Emma Pinch has a look round HMP Birmingham...

It's like a cross between a hospital and army barracks. Black and white tiled floor, a picture of the Queen, mint green walls and sliding doors.

But beyond reception is the first indication you're in a prison. The first formidable metal grill - albeit in a green-and-cream 1960s style design.

The first thing you notice is the heat - it's stifling - and the constant clanging and jingling of metal doors and keys.

HMP Birmingham, in Winson Green Road, was built in 1849 for adult males. The day I visited there were 1,420 prisoners in there, with more expected in the afternoon.

In 2001 the prison was tagged 'the worst in the country' by the Inspector of Prisons. It has undergone a multi-million pound upgrade, creating an additional 450 prisoner places, and embarked on a programme of resettlement and rehabilitation.

In C-wing, the old section, the cells have narrow doors and tiny, flat, arched windows. Inside there's a TV, toilet and two bunks.

Floors are separated by a cream-painted metal grill with solid, cream-painted low walls. The atmosphere seems almost cosy.

Bizarrely, many prisoners appreciate the wing's period charm and apparently prefer it to newer wings, with bigger windows and white furniture.

In a cramped cell I glimpse a ripped out picture of a bikini-clad Sophie Anderton on a locker.

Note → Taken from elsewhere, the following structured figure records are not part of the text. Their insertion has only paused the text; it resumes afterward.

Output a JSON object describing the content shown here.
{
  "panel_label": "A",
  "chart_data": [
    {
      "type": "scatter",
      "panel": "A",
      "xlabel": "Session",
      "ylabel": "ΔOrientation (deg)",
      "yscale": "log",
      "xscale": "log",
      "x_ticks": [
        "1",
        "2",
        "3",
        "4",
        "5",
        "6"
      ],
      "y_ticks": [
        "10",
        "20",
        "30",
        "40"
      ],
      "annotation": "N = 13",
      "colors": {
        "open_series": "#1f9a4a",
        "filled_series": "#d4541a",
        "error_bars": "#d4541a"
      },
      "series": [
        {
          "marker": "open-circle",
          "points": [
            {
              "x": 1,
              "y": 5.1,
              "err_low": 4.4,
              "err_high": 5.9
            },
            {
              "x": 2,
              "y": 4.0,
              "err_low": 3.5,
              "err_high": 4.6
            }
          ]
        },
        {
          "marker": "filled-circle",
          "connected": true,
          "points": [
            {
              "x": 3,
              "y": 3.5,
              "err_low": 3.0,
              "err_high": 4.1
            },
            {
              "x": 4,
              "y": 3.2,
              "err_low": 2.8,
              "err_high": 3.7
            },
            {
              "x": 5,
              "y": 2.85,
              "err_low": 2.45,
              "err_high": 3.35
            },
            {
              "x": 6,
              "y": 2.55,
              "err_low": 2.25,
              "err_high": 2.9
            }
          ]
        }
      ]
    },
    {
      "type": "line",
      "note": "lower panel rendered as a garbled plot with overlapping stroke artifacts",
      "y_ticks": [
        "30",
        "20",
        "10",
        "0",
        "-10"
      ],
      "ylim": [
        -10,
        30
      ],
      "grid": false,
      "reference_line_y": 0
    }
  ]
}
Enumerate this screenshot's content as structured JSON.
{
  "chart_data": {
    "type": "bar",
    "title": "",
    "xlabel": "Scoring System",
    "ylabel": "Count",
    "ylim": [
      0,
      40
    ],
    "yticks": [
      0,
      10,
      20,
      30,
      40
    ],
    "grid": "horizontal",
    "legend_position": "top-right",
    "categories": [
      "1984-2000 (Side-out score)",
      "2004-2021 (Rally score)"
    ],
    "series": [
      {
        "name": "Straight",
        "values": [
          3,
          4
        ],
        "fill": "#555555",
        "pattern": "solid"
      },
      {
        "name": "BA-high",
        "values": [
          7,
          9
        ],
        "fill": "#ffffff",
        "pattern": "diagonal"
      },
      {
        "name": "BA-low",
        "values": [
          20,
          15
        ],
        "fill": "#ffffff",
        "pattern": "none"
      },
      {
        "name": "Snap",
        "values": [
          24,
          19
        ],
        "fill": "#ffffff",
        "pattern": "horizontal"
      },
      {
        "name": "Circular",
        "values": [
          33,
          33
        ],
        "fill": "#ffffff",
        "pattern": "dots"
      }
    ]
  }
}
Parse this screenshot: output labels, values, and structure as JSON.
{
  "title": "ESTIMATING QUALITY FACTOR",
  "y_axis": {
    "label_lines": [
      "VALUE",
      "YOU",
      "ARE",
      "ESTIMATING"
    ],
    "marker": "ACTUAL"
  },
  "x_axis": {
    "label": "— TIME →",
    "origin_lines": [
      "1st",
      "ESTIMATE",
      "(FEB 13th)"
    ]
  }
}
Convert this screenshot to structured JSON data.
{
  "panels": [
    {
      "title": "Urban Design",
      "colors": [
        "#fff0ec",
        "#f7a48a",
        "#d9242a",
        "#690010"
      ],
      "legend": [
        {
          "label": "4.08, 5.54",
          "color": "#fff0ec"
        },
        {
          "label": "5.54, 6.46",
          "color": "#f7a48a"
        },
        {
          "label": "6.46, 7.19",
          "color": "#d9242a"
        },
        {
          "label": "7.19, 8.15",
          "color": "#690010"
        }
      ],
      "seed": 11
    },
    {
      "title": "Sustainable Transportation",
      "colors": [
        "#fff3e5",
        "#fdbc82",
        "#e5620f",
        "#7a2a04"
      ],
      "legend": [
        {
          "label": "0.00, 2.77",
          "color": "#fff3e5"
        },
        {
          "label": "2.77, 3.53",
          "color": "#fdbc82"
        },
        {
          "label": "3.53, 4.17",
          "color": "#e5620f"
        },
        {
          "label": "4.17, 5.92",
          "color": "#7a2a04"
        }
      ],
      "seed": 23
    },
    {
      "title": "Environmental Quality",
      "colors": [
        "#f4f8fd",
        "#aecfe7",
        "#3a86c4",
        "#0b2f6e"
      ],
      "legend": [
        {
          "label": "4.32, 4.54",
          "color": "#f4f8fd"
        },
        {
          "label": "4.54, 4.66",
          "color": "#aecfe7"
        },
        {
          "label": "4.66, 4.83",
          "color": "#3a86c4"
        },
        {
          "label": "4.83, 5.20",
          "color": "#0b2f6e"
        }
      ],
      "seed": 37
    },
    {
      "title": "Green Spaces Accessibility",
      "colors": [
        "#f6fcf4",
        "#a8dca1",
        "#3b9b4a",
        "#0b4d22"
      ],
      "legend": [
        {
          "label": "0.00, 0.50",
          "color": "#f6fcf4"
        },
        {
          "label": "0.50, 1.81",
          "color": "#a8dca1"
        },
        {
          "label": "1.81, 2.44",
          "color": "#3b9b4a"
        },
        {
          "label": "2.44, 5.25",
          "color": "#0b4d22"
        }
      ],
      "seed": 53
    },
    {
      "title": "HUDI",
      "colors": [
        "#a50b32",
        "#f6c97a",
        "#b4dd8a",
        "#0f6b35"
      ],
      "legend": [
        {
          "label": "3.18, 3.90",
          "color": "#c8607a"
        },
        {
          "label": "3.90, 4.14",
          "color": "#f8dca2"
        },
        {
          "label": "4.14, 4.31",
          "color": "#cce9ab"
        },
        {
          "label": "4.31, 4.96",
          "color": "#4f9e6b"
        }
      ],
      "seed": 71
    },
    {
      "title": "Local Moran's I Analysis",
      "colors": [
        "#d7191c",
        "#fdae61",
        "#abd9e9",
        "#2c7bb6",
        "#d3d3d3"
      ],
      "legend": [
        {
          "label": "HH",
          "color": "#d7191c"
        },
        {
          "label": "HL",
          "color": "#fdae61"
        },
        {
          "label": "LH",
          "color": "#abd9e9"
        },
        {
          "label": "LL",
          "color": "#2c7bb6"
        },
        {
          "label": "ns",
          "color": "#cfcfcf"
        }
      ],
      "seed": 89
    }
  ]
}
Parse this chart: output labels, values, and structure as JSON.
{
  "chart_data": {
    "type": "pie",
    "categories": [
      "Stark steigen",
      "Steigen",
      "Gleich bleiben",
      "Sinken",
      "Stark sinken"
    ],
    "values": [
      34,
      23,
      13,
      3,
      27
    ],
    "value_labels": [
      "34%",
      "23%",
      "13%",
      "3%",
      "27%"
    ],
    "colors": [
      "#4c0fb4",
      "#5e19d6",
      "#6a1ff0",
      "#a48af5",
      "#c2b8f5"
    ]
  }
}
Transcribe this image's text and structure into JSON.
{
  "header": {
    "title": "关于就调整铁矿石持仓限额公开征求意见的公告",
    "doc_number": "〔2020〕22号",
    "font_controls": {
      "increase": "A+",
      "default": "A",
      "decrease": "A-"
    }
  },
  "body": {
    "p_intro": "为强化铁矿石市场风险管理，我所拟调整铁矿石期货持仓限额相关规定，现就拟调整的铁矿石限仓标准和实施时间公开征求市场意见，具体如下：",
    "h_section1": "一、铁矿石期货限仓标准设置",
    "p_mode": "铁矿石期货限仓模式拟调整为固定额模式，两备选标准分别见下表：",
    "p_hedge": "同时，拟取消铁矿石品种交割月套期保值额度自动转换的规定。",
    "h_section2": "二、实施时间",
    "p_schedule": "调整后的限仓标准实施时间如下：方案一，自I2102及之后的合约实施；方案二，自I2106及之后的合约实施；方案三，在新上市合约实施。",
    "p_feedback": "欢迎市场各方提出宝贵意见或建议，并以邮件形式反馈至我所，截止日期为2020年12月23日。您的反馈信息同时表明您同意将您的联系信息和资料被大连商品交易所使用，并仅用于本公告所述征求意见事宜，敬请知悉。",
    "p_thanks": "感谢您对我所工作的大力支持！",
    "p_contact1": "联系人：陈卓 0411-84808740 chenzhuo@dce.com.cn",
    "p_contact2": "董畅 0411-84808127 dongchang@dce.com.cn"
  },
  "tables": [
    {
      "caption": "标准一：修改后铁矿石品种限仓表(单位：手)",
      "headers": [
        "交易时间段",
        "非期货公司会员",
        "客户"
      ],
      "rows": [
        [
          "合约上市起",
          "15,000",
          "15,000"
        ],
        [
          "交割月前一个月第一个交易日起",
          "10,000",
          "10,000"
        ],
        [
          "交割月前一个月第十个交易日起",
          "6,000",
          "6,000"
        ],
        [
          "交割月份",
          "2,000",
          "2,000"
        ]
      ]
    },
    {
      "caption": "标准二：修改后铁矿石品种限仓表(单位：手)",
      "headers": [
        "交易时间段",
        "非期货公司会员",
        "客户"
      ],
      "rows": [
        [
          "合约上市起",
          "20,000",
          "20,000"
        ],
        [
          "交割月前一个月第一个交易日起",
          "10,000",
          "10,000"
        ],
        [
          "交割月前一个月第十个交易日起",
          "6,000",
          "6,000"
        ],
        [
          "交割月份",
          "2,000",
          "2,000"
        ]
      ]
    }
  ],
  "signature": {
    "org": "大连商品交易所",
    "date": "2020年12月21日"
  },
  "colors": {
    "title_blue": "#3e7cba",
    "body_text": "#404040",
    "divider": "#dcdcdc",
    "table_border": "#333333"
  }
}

C-wing group manager, Keith Lowe, good-humouredly outlined some of the more ghoulish features.

He instructs me to jump on a certain spot in his office.

"Sounds hollow doesn't it?" he grinned. This was the room, he explained, where hangings took place and below was the trapdoor through which the bodies fell onto a trolley.

Contractors in the 1980s kept digging into blocks of lime housing the corpses of unfortunate prisoners, some with boots and hair.

"When I came here, 23 years ago, there was a cleaner who had been in the cell next door in 1960 and sentenced to death. It was commuted to life imprisonment. He always said, 'boss, when I was waiting to be topped...'

On arrival, prisoners get a hot meal and shower and are checked by a drugs worker.

Everything is designed to minimise any opportunity for self-harm. They have a breakfast pack of bread, butter, cereal and plastic cutlery.

Roll call is 7am where prison officers peer into the cells to take a head count. At 7.30am the cleaners go to work and at 7.55am they go to their workshops and training.